Market news
14.01.2014, 18:20

European stock close

European stocks erased their decline in the final half an hour of trading as RWE AG rallied, leading utility shares higher.

The Stoxx Europe 600 Index added 0.1 percent to 331.11 at 4:30 p.m. in London. The gauge declined as much as 1 percent today as investors weighed equity valuations after closing yesterday at its highest level since May 2008.

National benchmarks fell in 12 of the 18 western-European market.

FTSE 100 6,766.86 +9.71 +0.14% CAC 40 4,274.2 +10.93 +0.26% DAX 9,540.51 +30.34 +0.32%

RWE jumped 5 percent to 26.81 euros after Germany’s Federal Administrative Court ruled that the forced shutdown of the company’s Biblis nuclear power plant in the aftermath of the 2011 Fukushima disaster was unlawful.

Celesio dropped 5.3 percent to 22.89 euros. McKesson, the largest U.S. drug distributor, said in a statement that its increased offer of 23.50 euros a share failed to pass the threshold needed for the deal to go through. McKesson may now seek a joint venture with the European wholesaler, John H. Hammergren, chairman and chief executive officer, said yesterday at a conference in San Francisco.

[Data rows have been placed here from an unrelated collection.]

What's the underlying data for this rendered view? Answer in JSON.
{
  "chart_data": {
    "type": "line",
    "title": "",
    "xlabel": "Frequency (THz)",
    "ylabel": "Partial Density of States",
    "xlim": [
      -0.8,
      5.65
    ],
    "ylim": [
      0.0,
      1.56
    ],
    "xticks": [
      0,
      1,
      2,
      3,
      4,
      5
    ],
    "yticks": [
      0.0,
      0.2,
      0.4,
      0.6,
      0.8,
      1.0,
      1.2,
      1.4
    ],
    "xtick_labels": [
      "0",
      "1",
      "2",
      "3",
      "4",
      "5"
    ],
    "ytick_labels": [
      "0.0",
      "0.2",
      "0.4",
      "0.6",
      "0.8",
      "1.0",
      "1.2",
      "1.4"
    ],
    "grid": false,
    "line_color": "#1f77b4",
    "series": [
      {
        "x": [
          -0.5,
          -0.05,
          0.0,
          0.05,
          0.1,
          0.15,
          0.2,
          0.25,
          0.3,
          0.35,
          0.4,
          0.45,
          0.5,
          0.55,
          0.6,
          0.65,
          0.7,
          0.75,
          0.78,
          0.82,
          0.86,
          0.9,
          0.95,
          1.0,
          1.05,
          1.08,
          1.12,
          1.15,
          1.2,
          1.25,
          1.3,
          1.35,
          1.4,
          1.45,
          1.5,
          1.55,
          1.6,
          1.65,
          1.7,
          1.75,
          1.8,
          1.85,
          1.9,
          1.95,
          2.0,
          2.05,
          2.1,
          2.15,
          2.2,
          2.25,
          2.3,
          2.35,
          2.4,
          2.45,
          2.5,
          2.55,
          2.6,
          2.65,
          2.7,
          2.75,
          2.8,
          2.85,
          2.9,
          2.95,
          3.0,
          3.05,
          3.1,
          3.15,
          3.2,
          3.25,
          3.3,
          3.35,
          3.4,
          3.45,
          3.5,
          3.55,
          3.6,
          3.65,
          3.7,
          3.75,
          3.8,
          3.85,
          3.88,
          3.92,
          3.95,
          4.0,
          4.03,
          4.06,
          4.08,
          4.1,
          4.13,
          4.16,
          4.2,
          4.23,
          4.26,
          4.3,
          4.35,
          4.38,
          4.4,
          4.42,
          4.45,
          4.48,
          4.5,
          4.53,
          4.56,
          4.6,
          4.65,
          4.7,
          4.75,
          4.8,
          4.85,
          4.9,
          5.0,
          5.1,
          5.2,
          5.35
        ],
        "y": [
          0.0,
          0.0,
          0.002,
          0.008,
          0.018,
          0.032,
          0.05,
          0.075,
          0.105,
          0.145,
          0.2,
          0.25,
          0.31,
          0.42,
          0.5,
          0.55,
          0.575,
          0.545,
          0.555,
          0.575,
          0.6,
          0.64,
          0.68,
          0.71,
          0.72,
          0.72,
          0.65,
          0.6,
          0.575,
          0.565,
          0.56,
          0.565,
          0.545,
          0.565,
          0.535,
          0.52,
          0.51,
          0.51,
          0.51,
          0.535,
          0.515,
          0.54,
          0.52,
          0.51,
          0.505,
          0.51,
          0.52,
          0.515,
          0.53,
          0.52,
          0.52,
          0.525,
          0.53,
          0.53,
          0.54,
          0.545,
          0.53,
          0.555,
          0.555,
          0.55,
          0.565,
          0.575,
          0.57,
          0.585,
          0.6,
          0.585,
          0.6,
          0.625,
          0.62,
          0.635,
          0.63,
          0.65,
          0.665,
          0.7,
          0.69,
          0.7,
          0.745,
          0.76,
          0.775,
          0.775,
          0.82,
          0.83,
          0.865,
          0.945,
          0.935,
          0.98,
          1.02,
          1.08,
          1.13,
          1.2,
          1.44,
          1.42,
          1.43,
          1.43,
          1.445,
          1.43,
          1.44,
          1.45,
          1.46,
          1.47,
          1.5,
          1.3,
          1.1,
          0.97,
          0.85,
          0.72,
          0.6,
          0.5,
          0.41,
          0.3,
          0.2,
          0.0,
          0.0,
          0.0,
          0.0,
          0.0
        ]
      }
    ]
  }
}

Jeronimo Martins, which owns supermarkets in Portugal and Poland, slid 2.8 percent to 13.62 euros. Comparable sales rose 2.5 percent in Poland in the fourth quarter, less than the 4 percent rate for the previous three-month period, according to a statement late yesterday. The Polish business, Biedronka, accounted for 66 percent of total sales in the three months through December. JPMorgan Chase & Co. downgraded the stock to neutral from overweight, meaning that investors should no longer buy the shares.

Ashmore Group Plc slumped 12 percent to 358 pence, its biggest drop since February 2009. The fund manager’s assets under management slipped 4.1 percent to $75.3 billion in the three months that ended Dec. 31, according to a statement.

Volkswagen AG decreased 2.4 percent to 197.80 euros as UBS AG lowered its rating on Europe’s largest carmaker to sell from neutral. The brokerage said the company’s high level of re-investment may cut into earnings growth.

Aeroports de Paris retreated 1.4 percent to 81.64 euros, while Fraport AG declined 0.8 percent to 54.66 euros after Barclays Plc lowered its ratings on the airport operators. The brokerage said AdP’s stock trades near fair value. Barclays added that passenger spending in Frankfurt airport’s shops has fallen below its estimates and the investment needed to build a third terminal may prevent Fraport from increasing its dividend.